Furthermore, in the D/A converting system (see FIG. 10), the D/A converter 101, the low pass filter 103, and the electronic volume 107 are provided within one semiconductor chip, and the resistance 102 is connected as an external resistance to the semiconductor chip. This causes an increase in size of the whole D/A converting system.
It is an object of the present invention to make such an electronic volume as described above with no operational amplifier, thereby realizing reduced-size D/A or A/D converting systems.
It is another object of the present invention to reduce the current consumption of such an electronic volume, thereby realizing D/A or A/D converting systems with their reduced power consumption.
It is still another object of the present invention to reduce the current consumption of such a filter as described above, thereby realizing D/A or A/D converting systems with their reduced power consumption.
It is still another object of the present invention to provide reduced-size D/A converting systems by using an element that has both the function of a resistance for converting an analogue current signal output by a D/A converter, into an analogue voltage signal, and the function of such an electronic volume as described above.
It is still another object of the present invention to provide semiconductor integrated circuits capable of outputting stable voltages irrespective of manufacturing process conditions and/or environmental conditions.
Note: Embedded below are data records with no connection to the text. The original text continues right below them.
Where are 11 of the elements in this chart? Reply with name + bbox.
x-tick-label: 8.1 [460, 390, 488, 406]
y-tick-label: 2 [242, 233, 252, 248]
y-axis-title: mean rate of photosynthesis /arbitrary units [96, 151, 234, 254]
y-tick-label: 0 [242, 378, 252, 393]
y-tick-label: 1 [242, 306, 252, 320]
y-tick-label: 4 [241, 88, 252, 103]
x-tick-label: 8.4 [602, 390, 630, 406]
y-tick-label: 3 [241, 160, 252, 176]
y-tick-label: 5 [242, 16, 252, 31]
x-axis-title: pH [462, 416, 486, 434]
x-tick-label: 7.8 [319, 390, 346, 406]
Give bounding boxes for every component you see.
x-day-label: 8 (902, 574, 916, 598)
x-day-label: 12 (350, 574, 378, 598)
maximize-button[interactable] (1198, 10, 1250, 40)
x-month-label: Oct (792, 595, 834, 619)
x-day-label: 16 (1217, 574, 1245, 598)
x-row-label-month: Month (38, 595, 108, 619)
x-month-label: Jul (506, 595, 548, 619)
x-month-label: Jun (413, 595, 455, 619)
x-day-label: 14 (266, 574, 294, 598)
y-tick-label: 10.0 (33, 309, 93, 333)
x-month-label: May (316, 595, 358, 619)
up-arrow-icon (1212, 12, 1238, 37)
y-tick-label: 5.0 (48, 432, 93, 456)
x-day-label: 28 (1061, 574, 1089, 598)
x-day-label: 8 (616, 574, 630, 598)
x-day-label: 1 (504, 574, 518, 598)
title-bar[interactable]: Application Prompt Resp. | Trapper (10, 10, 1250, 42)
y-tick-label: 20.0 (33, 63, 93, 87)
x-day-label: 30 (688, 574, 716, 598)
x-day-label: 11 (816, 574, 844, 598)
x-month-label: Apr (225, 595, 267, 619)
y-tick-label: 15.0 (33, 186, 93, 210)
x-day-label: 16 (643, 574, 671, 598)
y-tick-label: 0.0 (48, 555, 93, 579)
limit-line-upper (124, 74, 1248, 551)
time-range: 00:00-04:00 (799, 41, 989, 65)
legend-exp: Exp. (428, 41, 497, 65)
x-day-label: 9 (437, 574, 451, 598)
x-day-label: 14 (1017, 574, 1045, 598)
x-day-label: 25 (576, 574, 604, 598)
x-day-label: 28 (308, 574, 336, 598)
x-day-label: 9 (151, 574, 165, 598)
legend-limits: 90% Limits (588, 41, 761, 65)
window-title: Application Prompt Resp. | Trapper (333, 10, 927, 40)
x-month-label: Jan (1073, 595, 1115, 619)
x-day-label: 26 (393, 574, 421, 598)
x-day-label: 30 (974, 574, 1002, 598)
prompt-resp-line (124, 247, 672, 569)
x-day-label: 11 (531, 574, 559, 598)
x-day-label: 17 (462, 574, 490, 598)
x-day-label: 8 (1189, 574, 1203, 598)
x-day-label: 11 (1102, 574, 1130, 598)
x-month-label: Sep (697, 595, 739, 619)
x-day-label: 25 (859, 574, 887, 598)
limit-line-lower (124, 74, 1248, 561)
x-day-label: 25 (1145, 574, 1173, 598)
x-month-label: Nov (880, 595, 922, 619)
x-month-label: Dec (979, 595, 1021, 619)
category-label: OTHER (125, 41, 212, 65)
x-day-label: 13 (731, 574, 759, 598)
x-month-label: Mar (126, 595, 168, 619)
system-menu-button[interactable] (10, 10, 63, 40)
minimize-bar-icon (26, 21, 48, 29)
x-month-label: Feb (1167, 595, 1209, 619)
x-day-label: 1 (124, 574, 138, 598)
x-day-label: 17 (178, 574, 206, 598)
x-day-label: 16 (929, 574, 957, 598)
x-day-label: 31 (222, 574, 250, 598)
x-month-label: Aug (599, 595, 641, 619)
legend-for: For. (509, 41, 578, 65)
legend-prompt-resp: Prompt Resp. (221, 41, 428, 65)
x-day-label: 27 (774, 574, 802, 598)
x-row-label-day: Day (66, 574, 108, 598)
According to an aspect of the present invention, a semiconductor integrated circuit comprises a digital-to-analogue converter for converting a digital signal into an analogue signal to output an analogue current signal, a current-to-voltage converter for converting the analogue current signal output by the digital-to-analogue converter, into an analogue voltage signal whose level has been controlled, and a filter for filtering the analogue voltage signal converted by the current-to-voltage converter. The current-to-voltage converter converts the current signal into the voltage signal in which a factor variable in accordance with manufacturing process conditions and/or environmental conditions has been corrected.
According to another aspect of the present invention, a semiconductor integrated circuit comprises a filter for filtering an input signal to output a filtered analogue current signal, a current-to-voltage converter for converting the analogue current signal output by the filter, into an analogue voltage signal whose level has been controlled, and an analogue-to-digital converter for converting the analogue voltage signal converted by the current-to-voltage converter, into a digital signal. The current-to-voltage converter converts the current signal into the voltage signal in which a factor variable in accordance with manufacturing process conditions and/or environmental conditions has been corrected.
According to either aspect, since the current-to-voltage converter converts the current signal into the voltage signal in which a factor variable in accordance with manufacturing process conditions and/or environmental conditions has been corrected, the circuit can output a stable voltage signal irrespective of dispersion in manufacturing process and/or a change in environmental conditions for operation.